Casper is a core component of the ethereum community’s ambitious plan to change the way the network updates the blockchain and secures it against would-be attackers.
At present, ethereum achieves consensus through PoW, which is colloquially referred to as mining. Developers desire to shift ethereum to PoS, through which node operators would deposit or “stake” ether to become network validators.
Shifting to PoS, they argue, will mitigate “wasted electricity” consumed by mining, which is a computing-intensive process. Since network validators will have lower overhead under PoS, proponents claim that ethereum’s inflation rate can be lowered accordingly.
Once Casper is activated on the network, ethereum will use a hybrid consensus algorithm that combines elements from both PoW and PoS. Initially, consensus will primarily be achieved through PoW, though PoS will gradually take on a heavier workload in subsequent releases.
Ethereum will not be the first cryptocurrency to experiment with PoS, but critics argue that previous implementations have failed to incentivize validators to operate honestly — and punish them when they don’t.

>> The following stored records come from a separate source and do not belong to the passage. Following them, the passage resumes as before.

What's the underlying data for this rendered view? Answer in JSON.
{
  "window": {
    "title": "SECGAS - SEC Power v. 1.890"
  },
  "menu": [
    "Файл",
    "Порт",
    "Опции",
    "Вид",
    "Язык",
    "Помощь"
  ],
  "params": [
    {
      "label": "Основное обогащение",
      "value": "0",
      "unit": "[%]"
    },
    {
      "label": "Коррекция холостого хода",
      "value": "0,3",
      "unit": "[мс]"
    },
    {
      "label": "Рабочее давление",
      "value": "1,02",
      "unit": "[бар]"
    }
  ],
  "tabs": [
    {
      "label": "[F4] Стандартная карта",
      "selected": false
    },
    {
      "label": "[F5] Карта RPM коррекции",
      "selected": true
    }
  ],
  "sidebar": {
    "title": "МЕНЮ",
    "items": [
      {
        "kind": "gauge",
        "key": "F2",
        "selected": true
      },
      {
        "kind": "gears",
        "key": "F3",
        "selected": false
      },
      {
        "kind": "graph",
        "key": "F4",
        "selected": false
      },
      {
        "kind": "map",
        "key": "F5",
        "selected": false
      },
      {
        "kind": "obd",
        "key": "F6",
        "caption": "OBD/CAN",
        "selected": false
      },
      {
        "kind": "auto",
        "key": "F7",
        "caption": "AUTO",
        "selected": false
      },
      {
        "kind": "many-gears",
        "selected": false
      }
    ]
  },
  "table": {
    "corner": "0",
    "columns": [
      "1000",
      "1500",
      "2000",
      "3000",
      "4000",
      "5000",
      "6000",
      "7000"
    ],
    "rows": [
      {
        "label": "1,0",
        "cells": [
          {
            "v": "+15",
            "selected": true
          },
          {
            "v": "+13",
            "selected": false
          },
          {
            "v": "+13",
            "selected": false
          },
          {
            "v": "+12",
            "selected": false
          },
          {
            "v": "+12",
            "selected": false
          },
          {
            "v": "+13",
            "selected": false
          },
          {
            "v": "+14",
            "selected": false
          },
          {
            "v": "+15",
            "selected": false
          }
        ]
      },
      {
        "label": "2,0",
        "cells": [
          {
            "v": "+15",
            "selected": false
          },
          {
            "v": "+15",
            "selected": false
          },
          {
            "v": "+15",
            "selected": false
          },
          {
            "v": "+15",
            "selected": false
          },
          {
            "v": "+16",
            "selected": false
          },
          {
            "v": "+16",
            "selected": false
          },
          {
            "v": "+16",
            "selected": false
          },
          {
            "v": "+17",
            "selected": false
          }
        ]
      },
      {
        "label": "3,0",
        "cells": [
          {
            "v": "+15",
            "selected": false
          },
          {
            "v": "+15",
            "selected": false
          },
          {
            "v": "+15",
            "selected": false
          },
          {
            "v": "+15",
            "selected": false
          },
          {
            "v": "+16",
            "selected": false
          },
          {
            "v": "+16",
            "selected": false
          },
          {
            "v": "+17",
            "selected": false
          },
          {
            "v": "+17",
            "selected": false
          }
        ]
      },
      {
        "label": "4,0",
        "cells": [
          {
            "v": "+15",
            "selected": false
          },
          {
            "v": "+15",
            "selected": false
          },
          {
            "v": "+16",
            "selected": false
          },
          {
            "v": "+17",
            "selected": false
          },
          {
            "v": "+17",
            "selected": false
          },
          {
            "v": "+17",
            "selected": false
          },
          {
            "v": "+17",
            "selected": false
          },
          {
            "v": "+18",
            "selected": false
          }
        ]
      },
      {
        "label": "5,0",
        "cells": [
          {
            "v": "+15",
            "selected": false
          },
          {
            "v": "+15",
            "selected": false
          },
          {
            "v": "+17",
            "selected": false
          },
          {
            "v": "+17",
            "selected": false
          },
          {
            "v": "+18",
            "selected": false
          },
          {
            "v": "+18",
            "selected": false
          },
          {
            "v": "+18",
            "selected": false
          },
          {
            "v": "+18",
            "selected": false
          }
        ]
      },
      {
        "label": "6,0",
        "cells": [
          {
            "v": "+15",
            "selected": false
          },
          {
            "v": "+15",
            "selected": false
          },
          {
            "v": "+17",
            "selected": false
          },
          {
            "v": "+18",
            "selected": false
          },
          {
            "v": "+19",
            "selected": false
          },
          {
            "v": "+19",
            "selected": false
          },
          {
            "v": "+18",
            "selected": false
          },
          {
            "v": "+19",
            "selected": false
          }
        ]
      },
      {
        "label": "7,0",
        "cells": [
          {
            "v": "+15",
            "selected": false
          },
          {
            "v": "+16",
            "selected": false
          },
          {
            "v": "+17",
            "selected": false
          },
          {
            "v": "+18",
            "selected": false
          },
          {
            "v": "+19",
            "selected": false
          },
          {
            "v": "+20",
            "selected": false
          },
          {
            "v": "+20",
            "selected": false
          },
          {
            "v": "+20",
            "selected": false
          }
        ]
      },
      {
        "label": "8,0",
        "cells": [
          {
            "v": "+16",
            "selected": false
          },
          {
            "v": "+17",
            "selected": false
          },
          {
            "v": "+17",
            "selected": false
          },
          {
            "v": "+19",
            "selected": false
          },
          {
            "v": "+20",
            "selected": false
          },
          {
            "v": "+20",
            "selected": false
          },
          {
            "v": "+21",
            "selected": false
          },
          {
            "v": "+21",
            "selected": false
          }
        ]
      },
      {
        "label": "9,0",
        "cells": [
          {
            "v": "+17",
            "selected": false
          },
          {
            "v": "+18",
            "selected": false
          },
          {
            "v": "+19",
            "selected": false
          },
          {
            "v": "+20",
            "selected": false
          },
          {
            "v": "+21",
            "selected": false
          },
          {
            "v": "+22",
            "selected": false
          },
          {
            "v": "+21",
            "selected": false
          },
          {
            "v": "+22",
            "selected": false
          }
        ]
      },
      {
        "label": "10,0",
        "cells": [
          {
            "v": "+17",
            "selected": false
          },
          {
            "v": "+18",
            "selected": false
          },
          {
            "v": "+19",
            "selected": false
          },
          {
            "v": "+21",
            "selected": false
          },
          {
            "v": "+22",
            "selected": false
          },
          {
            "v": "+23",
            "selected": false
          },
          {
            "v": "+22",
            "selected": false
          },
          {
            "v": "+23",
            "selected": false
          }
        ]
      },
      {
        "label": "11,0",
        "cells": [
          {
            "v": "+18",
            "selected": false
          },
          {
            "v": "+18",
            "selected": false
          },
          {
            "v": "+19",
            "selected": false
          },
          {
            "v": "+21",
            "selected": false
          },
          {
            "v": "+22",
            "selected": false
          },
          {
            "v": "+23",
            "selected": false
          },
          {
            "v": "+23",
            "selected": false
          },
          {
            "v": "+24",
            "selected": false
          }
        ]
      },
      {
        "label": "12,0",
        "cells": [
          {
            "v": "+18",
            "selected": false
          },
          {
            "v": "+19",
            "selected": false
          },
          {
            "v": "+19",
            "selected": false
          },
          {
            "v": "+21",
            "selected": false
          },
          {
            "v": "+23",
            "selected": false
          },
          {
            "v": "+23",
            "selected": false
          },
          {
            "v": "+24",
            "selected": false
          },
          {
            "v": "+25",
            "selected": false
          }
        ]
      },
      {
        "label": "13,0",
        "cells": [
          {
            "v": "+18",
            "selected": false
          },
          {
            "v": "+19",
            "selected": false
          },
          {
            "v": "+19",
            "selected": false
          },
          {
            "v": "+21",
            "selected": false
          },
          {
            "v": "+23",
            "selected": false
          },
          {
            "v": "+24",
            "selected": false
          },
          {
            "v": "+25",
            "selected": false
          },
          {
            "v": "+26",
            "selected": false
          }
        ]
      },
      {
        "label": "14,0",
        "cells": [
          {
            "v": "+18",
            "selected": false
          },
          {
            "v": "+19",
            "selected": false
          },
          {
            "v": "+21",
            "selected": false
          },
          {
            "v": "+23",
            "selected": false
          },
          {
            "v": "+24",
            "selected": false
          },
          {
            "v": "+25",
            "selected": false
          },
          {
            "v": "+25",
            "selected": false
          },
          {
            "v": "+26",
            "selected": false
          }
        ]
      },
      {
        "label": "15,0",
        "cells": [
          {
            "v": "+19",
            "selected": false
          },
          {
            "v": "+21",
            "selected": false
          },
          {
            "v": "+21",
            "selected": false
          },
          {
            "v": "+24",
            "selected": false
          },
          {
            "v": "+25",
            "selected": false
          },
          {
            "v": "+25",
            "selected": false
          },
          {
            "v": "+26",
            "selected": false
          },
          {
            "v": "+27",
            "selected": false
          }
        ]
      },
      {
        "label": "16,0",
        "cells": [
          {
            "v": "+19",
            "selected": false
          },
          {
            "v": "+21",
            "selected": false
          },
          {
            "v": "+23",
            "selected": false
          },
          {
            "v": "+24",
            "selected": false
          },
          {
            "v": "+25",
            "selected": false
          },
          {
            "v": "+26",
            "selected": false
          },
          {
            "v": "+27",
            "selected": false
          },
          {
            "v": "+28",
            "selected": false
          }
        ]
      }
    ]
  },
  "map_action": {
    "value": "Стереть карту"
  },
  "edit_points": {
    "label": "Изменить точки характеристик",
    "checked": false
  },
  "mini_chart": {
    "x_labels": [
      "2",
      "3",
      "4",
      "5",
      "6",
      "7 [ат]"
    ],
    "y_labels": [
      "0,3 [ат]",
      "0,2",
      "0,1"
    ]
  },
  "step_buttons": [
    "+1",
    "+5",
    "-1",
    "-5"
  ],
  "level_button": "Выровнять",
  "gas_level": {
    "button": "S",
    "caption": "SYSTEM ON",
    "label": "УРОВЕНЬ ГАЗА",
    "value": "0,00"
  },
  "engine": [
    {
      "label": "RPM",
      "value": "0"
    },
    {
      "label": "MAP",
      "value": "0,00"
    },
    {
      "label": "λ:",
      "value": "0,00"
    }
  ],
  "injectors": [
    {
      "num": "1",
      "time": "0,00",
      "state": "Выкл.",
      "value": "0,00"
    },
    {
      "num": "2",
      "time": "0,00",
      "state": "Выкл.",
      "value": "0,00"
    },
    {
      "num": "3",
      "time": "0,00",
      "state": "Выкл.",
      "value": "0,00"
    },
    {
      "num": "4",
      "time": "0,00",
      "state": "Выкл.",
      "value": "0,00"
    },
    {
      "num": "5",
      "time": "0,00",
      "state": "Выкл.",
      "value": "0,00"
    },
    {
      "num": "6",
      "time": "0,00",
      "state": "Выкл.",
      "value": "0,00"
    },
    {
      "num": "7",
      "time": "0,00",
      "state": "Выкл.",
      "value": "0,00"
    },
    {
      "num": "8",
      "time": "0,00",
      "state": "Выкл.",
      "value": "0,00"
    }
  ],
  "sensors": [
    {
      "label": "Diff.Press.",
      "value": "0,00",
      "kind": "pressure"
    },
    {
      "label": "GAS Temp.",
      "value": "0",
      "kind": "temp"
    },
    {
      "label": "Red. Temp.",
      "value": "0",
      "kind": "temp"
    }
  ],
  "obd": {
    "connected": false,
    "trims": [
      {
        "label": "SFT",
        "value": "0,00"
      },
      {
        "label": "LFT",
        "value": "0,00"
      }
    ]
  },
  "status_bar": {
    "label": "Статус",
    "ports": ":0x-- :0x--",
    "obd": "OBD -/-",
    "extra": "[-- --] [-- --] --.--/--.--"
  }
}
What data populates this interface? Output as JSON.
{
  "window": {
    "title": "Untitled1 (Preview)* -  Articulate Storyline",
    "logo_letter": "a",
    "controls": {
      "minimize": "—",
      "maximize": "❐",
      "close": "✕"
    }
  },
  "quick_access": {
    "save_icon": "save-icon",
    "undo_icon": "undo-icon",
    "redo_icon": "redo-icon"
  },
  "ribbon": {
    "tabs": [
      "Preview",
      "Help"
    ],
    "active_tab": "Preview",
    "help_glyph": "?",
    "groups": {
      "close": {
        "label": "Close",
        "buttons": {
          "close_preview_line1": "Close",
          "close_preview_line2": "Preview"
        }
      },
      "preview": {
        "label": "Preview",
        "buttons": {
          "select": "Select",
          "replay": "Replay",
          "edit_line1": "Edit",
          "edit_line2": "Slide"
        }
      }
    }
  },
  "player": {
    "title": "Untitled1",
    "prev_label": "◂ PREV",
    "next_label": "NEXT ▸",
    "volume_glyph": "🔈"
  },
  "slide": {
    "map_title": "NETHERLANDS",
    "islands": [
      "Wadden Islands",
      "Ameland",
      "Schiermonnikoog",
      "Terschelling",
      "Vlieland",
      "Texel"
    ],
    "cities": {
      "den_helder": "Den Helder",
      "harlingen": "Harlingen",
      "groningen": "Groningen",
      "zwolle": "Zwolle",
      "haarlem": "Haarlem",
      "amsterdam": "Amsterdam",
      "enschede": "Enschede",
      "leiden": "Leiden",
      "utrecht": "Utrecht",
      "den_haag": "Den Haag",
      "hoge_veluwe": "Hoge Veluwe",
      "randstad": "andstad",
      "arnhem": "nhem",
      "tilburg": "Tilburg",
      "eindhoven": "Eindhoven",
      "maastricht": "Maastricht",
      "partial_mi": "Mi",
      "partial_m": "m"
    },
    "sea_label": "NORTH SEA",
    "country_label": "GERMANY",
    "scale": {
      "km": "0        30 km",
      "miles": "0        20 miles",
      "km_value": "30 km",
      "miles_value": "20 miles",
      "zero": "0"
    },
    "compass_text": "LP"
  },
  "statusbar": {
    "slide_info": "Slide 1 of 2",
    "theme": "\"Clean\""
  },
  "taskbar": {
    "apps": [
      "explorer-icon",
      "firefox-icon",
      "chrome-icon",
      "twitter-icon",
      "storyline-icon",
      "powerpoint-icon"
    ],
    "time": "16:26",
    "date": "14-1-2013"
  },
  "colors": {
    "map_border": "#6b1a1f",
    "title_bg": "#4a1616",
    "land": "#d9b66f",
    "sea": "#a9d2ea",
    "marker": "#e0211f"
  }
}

Consequently, ethereum’s developers have spent years building their instance of PoS, and though it’s still not clear when Casper will come online on the mainnet it appears that the upgrade is finally taking shape — and this development could not have come at a better time.
As CCN reported, the transition to PoS has taken on even greater urgency in recent months, as Chinese mining hardware manufacturer Bitmain has revealed that it has developed an application-specific integrated circuit (ASIC) miner compatible with the previously ASIC-resistant Equihash mining algorithm.